Slow fashion: winning the race for hearts and minds?

Twitter, we have found, is not only a wonderful way of interacting with customers, but is also a great medium for connecting like minds, who will frequently signpost followers and friends to articles and websites of mutual interest.

As our regular readers will know, one of our passions is for 'slow fashion' and so it was natural that we should follow Slow Fashioned on Twitter. Being sometimes lazy frockers, we are grateful to other tweeters for highlighting relevant links and, thanks to @slowfashioned, two media articles caught our eye yesterday. Both are well worth reading if you are a fellow proponent of slow, sustainable fashion.

The Guardian focused on the growing inflationary pressures on fast fashion, as identified by the ONS, under the headline Rising cost of clothes could signal end to 'cheap chic'.

The days of "cheap chic" and throwaway fashion could be numbered, because the cost of clothes is rising at its fastest rate for nearly 15 years.


The "fast fashion" trend, where T-shirts sell for £2 and jeans are priced at less than a fiver in supermarkets, is being battered by big increases in the cost of cotton, labour and transport.


Some especially scary statistics cited in the article came from research at Cambridge University which found that:

"...as clothing prices have come down, the number of garments bought has soared fourfold. The study found that the average British woman buys half her body weight – 28kg (62lb) – in clothing every year".

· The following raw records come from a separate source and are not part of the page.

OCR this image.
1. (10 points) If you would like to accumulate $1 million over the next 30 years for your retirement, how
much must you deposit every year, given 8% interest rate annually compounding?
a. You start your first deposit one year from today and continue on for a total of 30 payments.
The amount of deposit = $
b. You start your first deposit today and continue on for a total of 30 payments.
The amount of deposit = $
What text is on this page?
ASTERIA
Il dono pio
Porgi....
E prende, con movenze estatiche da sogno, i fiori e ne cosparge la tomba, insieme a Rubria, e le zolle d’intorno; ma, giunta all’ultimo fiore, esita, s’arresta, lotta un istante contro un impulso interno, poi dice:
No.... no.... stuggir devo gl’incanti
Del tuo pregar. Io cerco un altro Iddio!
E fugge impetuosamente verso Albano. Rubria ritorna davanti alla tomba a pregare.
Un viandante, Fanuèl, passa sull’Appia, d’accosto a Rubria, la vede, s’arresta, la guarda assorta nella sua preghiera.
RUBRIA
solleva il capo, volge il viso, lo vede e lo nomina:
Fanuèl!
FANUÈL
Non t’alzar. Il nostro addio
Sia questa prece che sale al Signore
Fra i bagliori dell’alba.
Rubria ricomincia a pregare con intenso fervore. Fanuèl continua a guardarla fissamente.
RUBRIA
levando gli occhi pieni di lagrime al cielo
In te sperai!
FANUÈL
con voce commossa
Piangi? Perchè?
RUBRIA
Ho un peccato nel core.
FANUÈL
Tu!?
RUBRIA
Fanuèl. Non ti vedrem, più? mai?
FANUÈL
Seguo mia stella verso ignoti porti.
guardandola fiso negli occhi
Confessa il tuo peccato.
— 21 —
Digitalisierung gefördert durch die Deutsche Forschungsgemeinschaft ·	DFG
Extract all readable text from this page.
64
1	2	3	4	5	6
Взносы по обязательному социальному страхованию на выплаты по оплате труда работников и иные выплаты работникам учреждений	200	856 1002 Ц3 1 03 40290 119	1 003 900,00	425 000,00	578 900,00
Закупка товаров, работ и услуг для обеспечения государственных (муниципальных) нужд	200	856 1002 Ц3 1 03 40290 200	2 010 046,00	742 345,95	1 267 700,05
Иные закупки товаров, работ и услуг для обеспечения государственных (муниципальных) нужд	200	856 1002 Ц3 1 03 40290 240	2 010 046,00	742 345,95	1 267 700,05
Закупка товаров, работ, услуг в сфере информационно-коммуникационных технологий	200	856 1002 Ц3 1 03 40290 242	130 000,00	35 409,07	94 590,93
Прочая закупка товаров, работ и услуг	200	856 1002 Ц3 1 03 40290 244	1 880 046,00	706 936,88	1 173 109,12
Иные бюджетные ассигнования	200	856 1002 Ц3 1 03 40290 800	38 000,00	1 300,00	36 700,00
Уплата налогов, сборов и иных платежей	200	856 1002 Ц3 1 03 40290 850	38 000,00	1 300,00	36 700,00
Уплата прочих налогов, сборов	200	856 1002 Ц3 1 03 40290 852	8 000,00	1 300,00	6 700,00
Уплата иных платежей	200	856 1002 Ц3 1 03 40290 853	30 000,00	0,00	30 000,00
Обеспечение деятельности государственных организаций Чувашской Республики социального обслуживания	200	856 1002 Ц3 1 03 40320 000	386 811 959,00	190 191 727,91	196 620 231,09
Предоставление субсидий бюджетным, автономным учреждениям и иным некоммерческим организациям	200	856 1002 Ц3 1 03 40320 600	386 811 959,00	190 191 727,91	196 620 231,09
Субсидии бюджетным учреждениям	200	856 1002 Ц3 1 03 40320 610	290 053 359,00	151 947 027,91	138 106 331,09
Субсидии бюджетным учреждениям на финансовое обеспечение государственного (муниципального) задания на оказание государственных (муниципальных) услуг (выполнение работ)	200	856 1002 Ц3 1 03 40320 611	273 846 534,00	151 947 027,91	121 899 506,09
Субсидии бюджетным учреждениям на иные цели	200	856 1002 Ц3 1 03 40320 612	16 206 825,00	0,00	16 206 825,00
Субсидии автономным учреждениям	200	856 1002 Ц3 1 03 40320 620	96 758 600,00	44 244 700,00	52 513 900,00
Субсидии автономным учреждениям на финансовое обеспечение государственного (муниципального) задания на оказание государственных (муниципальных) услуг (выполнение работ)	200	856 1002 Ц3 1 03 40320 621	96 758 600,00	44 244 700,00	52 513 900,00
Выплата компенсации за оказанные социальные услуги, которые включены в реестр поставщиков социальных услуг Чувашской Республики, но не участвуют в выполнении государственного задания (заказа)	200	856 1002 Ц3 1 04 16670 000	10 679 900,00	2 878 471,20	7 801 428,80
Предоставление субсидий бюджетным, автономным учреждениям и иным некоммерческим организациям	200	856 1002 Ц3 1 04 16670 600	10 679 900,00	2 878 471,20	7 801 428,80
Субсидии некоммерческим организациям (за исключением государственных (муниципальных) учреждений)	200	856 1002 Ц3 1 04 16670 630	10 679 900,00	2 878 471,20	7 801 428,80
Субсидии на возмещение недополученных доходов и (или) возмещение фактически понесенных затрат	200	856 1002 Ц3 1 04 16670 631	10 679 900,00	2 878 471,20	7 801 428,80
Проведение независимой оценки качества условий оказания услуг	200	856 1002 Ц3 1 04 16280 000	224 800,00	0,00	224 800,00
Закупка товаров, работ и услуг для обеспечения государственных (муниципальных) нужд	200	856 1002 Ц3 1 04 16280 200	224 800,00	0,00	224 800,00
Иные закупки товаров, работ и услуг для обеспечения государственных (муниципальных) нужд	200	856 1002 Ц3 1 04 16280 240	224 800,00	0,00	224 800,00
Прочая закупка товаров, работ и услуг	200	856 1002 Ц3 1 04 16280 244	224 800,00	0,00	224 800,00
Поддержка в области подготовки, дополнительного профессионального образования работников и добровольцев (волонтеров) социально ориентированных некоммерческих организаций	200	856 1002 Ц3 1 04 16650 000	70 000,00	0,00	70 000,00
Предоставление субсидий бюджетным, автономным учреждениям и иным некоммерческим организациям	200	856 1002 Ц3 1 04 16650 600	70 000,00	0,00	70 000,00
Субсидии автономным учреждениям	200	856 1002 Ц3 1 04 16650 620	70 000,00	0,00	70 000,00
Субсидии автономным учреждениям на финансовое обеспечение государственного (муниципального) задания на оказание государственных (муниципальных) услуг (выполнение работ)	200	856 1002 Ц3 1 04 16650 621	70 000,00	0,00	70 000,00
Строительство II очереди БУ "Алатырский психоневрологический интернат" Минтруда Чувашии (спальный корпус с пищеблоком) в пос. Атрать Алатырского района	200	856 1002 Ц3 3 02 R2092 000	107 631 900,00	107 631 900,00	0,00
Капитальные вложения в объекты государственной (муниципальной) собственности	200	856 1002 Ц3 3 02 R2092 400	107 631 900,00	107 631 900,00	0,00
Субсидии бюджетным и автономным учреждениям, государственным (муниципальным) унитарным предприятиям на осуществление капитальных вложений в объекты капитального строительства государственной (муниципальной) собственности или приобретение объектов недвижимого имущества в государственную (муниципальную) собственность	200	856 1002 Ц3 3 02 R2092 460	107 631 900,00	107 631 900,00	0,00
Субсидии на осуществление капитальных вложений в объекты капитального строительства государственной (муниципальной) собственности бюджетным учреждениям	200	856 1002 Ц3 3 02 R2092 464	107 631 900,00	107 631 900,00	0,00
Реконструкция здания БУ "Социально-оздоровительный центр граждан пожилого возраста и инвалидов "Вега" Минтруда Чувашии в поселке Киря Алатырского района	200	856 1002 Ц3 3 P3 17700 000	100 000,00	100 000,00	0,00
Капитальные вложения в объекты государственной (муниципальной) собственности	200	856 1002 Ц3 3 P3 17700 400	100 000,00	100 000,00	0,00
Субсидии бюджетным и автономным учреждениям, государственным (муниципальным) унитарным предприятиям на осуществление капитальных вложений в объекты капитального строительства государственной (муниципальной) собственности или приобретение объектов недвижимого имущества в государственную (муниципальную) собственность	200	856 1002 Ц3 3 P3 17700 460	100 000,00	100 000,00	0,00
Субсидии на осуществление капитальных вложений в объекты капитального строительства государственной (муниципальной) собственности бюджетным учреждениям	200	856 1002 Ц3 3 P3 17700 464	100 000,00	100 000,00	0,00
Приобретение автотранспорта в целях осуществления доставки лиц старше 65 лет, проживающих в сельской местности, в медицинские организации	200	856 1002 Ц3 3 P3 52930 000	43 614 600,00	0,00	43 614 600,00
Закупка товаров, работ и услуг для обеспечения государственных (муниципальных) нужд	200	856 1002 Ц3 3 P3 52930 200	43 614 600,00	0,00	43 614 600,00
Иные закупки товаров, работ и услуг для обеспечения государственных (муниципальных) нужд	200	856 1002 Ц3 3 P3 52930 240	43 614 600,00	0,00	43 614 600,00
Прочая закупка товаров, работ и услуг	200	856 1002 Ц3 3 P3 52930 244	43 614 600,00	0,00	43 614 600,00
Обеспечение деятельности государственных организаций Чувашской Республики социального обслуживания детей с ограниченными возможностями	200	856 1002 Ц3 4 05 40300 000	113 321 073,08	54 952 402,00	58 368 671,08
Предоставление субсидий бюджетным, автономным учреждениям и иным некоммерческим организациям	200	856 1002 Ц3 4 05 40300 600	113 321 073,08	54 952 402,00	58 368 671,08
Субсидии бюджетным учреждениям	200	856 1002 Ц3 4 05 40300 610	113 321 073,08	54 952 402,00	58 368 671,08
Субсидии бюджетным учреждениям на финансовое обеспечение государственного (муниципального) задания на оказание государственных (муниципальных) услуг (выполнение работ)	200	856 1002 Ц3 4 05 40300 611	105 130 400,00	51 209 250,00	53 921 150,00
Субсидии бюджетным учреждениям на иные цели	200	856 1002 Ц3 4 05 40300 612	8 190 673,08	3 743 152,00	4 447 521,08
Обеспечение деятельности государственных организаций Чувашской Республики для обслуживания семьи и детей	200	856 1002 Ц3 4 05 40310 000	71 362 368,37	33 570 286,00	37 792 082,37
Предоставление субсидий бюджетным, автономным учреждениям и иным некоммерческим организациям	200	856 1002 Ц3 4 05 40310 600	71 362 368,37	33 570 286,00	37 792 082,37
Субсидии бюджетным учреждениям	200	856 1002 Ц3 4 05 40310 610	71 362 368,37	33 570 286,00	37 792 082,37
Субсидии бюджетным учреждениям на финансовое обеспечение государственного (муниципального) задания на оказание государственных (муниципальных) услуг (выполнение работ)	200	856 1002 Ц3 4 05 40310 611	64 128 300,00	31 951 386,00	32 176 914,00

Eek! It's surely time to hit the production and consumption brakes before we have no more land to fill with textile waste comprised mainly of throwaway fashion  (one million tonnes a year and rising).

Another short but incisive article on the Atlantic website, Slow Fashion: Reconnecting Production and Consumption, also had us nodding our heads in agreement as it pointed to the unhealthy disconnection between production and consumption, mourned the loss of community and deplored the replacement of tradition with profit. It gave much food for thought about the undesirability, and ultimate unsustainability, of the fashion for 'fast' everything.

Awareness of the environmental impact of human activities is growing. For food, it means buying more organic, local, and seasonal products. For fashion, it should mean more organic, local, and less seasonal. A piece of clothing should last for decades. Like a recipe passed down from generation to generation, we should pass our clothes down to our grandchildren.


Amen to such sentiment! As the slow fashion movement gathers pace, thanks to a combination of consumer awakening and economic constraints, the growing prevalence of articles like these demonstrates that the times may well be a-changing for the better (and slower).

And it's always reassuring to know we are but one voice among many for whom slow is every bit as beautiful as small. We've said it before and we may as well say it, and link to it, again: Landfill fashion: what a waste.